Schmitz: I believe rates will continue to rise during 2017, further shifting origination volume toward purchases, and we will see the highest level of purchase activity since 2007. The MBA forecasts purchase loan volume will total $1.10 trillion during calendar year 2017 – an 11% increase from 2016 – and it predicts purchases will comprise 75% of the mortgage market in 2018 and 2019. Given that the market is emerging from over six years of historically low mortgage rates, the refinance market will not be a driver of loan volume over the next few years. That, coupled with the largest population of home buyers coming into the market since the housing crisis, will skew the mortgage market toward purchase originations.

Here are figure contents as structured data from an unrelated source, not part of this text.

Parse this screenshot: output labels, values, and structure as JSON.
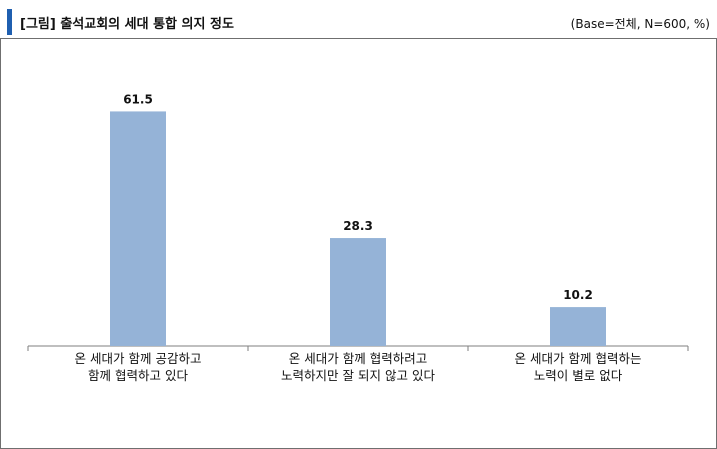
{
  "header": {
    "title": "[그림] 출석교회의 세대 통합 의지 정도",
    "base_note": "(Base=전체, N=600, %)"
  },
  "chart_data": {
    "type": "bar",
    "title": "[그림] 출석교회의 세대 통합 의지 정도",
    "categories": [
      [
        "온 세대가 함께 공감하고",
        "함께 협력하고 있다"
      ],
      [
        "온 세대가 함께 협력하려고",
        "노력하지만 잘 되지 않고 있다"
      ],
      [
        "온 세대가 함께 협력하는",
        "노력이 별로 없다"
      ]
    ],
    "values": [
      61.5,
      28.3,
      10.2
    ],
    "value_labels": [
      "61.5",
      "28.3",
      "10.2"
    ],
    "xlabel": "",
    "ylabel": "",
    "ylim": [
      0,
      70
    ],
    "grid": false,
    "legend": "none",
    "colors": {
      "bar": "#95b3d7",
      "axis": "#7f7f7f",
      "title_mark": "#1f5fb0",
      "border": "#6f6f6f"
    }
  }
}
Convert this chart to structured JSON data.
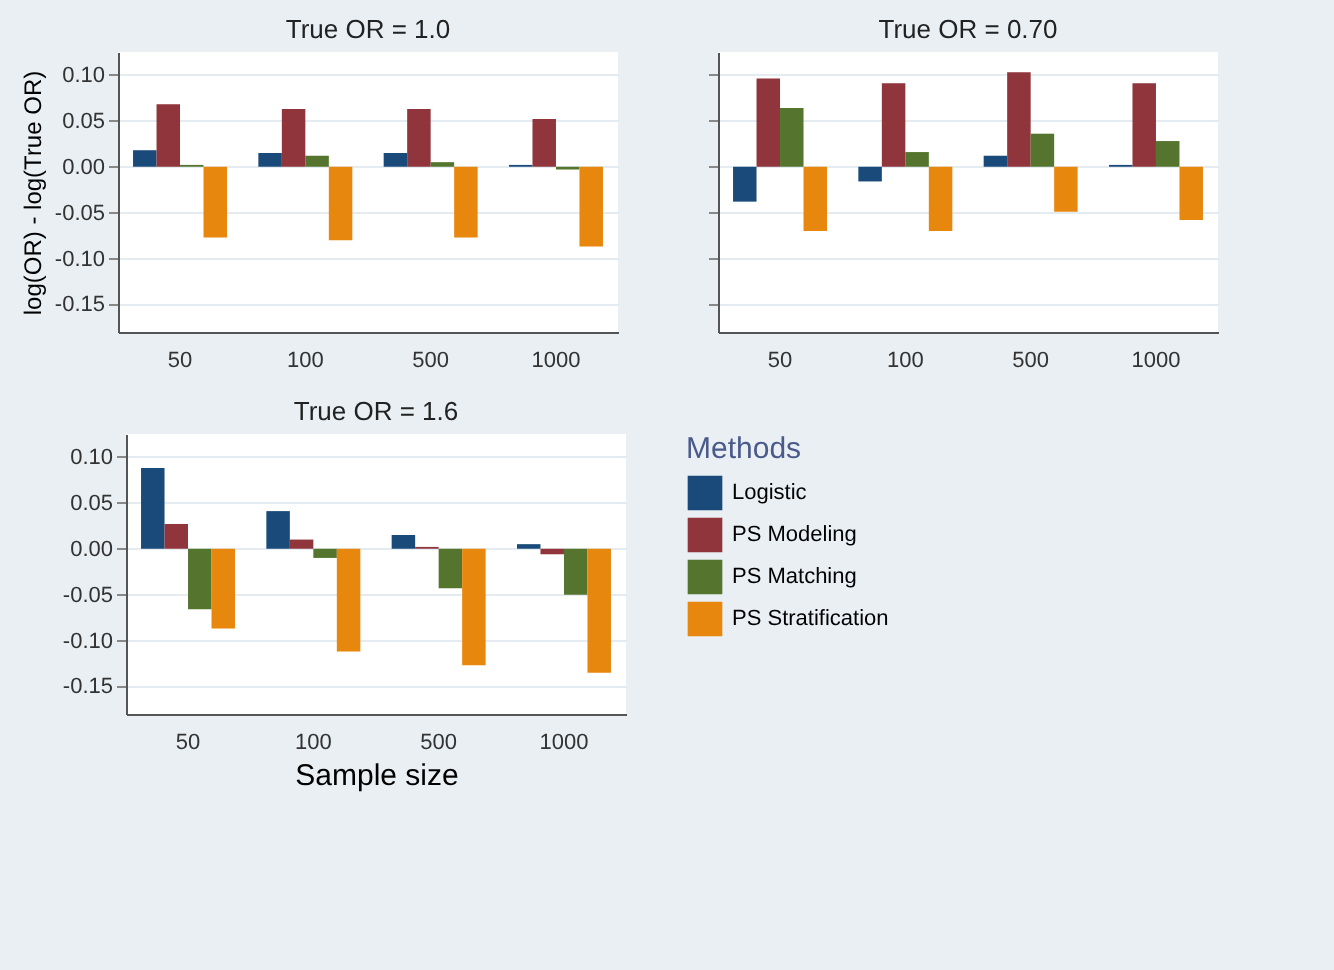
{
  "chart_data": [
    {
      "type": "bar",
      "title": "True OR = 1.0",
      "ylabel": "log(OR) - log(True OR)",
      "categories": [
        "50",
        "100",
        "500",
        "1000"
      ],
      "series": [
        {
          "color": "#1a4a7a",
          "values": [
            0.018,
            0.015,
            0.015,
            0.002
          ]
        },
        {
          "color": "#90353b",
          "values": [
            0.068,
            0.063,
            0.063,
            0.052
          ]
        },
        {
          "color": "#55752f",
          "values": [
            0.002,
            0.012,
            0.005,
            -0.003
          ]
        },
        {
          "color": "#e8870e",
          "values": [
            -0.077,
            -0.08,
            -0.077,
            -0.087
          ]
        }
      ],
      "ylim": [
        -0.18,
        0.125
      ],
      "yticks": [
        {
          "value": -0.15,
          "label": "-0.15"
        },
        {
          "value": -0.1,
          "label": "-0.10"
        },
        {
          "value": -0.05,
          "label": "-0.05"
        },
        {
          "value": 0,
          "label": "0.00"
        },
        {
          "value": 0.05,
          "label": "0.05"
        },
        {
          "value": 0.1,
          "label": "0.10"
        }
      ],
      "grid": "y"
    },
    {
      "type": "bar",
      "title": "True OR = 0.70",
      "categories": [
        "50",
        "100",
        "500",
        "1000"
      ],
      "series": [
        {
          "color": "#1a4a7a",
          "values": [
            -0.038,
            -0.016,
            0.012,
            0.002
          ]
        },
        {
          "color": "#90353b",
          "values": [
            0.096,
            0.091,
            0.103,
            0.091
          ]
        },
        {
          "color": "#55752f",
          "values": [
            0.064,
            0.016,
            0.036,
            0.028
          ]
        },
        {
          "color": "#e8870e",
          "values": [
            -0.07,
            -0.07,
            -0.049,
            -0.058
          ]
        }
      ],
      "ylim": [
        -0.18,
        0.125
      ],
      "yticks": [
        {
          "value": -0.15,
          "label": null
        },
        {
          "value": -0.1,
          "label": null
        },
        {
          "value": -0.05,
          "label": null
        },
        {
          "value": 0,
          "label": null
        },
        {
          "value": 0.05,
          "label": null
        },
        {
          "value": 0.1,
          "label": null
        }
      ],
      "grid": "y",
      "tick_labels": "x"
    },
    {
      "type": "bar",
      "title": "True OR = 1.6",
      "xlabel": "Sample size",
      "legend_title": "Methods",
      "legend": "right",
      "categories": [
        "50",
        "100",
        "500",
        "1000"
      ],
      "series": [
        {
          "name": "Logistic",
          "color": "#1a4a7a",
          "values": [
            0.088,
            0.041,
            0.015,
            0.005
          ]
        },
        {
          "name": "PS Modeling",
          "color": "#90353b",
          "values": [
            0.027,
            0.01,
            0.002,
            -0.006
          ]
        },
        {
          "name": "PS Matching",
          "color": "#55752f",
          "values": [
            -0.066,
            -0.01,
            -0.043,
            -0.05
          ]
        },
        {
          "name": "PS Stratification",
          "color": "#e8870e",
          "values": [
            -0.087,
            -0.112,
            -0.127,
            -0.135
          ]
        }
      ],
      "ylim": [
        -0.18,
        0.125
      ],
      "yticks": [
        {
          "value": -0.15,
          "label": "-0.15"
        },
        {
          "value": -0.1,
          "label": "-0.10"
        },
        {
          "value": -0.05,
          "label": "-0.05"
        },
        {
          "value": 0,
          "label": "0.00"
        },
        {
          "value": 0.05,
          "label": "0.05"
        },
        {
          "value": 0.1,
          "label": "0.10"
        }
      ],
      "grid": "y"
    }
  ]
}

Q: What other factors do you see reshaping the mortgage market in 2017?

Alley: With the recent change by the GSEs to no longer require a paper copy of the security instrument if it is e-recorded, there is an opportunity to reshape a lender’s post-closing operations, driving out paper and shipping costs and achieving almost immediate insight into the recording status of mortgages and other trailing documents.

Parker: The mortgage industry is on the verge of a great renaissance, with fundamental, disruptive changes to plumbing, which is being driven by intense dissatisfaction with current loan origination technology. In fact, a recent STRATMOR survey indicated that 30% of lenders are unhappy with their current loan origination systems, which I believe is tied to the propagation of bad data within these systems. Eventually, the demand for better technology will transform productivity in manufacturing mortgage quality and within secondary market delivery mechanisms. But sadly, we will see little effect of this in 2017. More likely, the increased volatility will force liquidation and consolidations among depositories and non-depositories.

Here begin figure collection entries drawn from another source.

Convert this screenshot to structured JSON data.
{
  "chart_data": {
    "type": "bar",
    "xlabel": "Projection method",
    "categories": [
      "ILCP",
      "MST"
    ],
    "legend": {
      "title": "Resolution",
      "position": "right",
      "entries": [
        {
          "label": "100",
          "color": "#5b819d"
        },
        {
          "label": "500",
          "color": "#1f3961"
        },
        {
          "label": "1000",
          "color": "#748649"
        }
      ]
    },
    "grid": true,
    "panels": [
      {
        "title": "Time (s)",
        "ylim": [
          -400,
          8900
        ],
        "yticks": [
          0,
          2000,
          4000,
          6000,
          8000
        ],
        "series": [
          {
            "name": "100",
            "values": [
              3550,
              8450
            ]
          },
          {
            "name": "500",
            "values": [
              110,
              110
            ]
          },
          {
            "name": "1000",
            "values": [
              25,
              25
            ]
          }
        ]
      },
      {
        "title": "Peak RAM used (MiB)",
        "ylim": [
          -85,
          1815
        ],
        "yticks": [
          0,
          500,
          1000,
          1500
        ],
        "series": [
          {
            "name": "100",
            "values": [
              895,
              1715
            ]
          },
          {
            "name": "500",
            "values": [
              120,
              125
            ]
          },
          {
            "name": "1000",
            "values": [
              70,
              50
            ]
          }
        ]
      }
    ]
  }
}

Karachur: President-elect Donald Trump has opposed some of President Barack Obama’s policies, including the Dodd-Frank Act. He says that it hinders the growth of banks and the overall economy. We can expect major changes in Dodd-Frank and the CFPB, resulting in additional changes to current and future regulations.

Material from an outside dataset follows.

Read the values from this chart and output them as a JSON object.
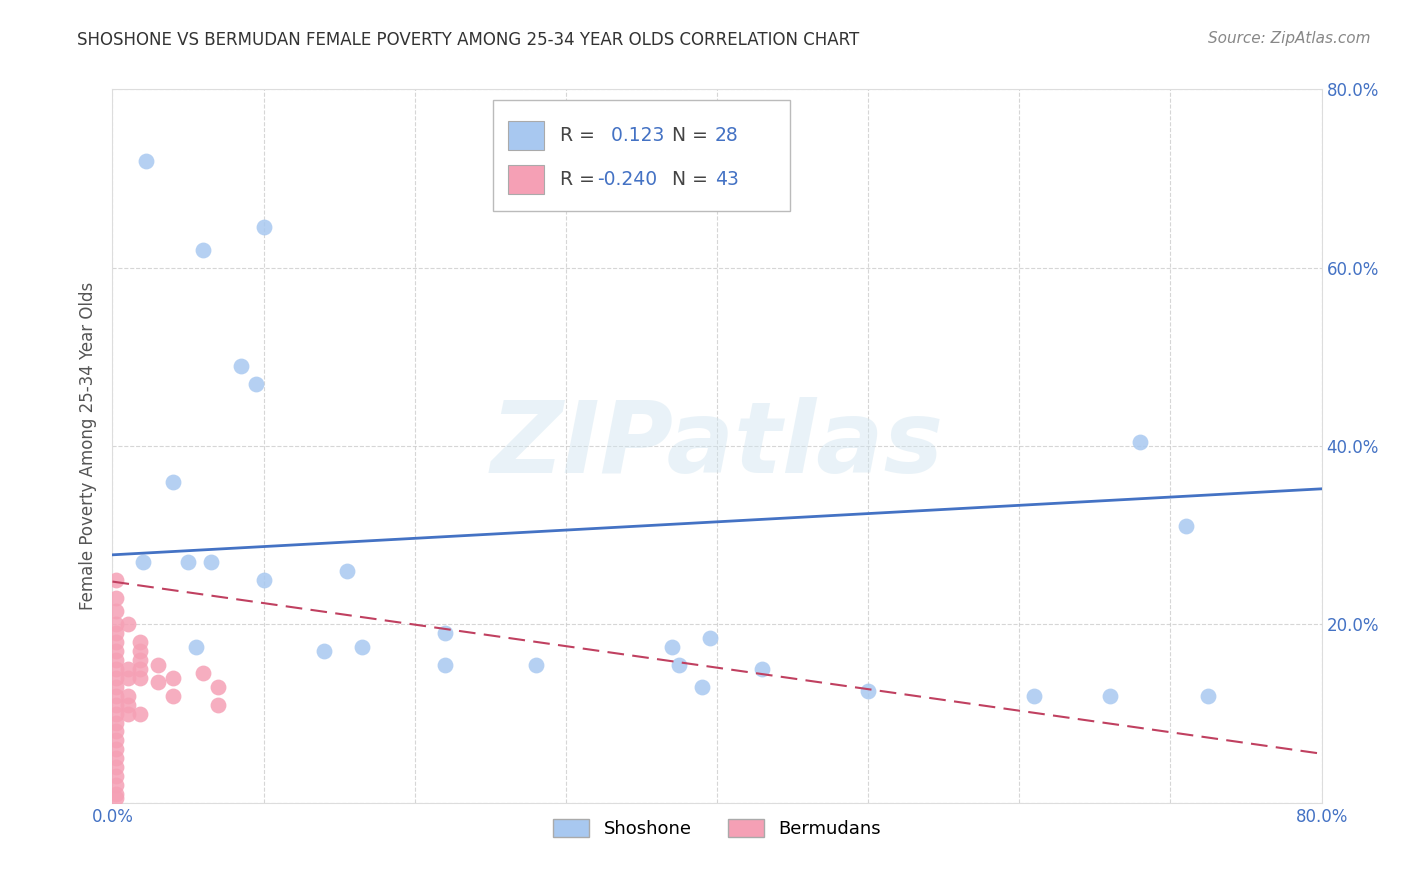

Ardy: The biggest factor outside the basics of interest rates, jobs and consumer sentiment will be any changes to regulations. We are an industry driven by the regulatory environment, so if aspects of Dodd-Frank and the associated regulations are eased, depending on the degree of easing, that could have substantial impact across the mortgage banking industry.

Schmitz: I see millennials making up a larger percentage of the purchase market in 2017. Baby boomers will, likewise, make up a good portion of the purchase market as they retire and downsize. Together, boomers and millennials will make up roughly 60% of the purchase market in 2017. Yet, millennials’ and boomers’ credit profiles don’t always fit nicely into the standard credit box. I believe lenders wanting to maintain volume and market share will need to be prepared to serve these borrowers with products that cover a wider range of credit profiles. Demand for programs that don’t fit the agency credit box could reach $100 billion in the next year and is expected to continue to grow in future years. There are a few forces I see at work behind the growing demand for alternative loan products. Often, millennials’ ability to make a down payment is challenged while they are paying off student loans and are just starting their careers. These factors put pressure on their debt-to-income ratios, as well as their loan-to-value ratios. Similarly to retired or self-employed borrowers, many boomers will need alternative income documentation, putting them outside the standard loan box, as well. One major stumbling block to serving these non-standard, or “left behind,” borrowers has been a manual process lenders must undergo to find the programs that meet those borrowers’ credit profiles. Fortunately, technology is starting to catch up. We’re seeing the emergence of more loan programs and technology platforms to serve out-of-the-box borrowers. Originators can leverage their existing relationships and use these new tools and technology to efficiently serve this market. For lenders seeking new ways to boost their purchase originations, the non-standard market is worth taking a second look.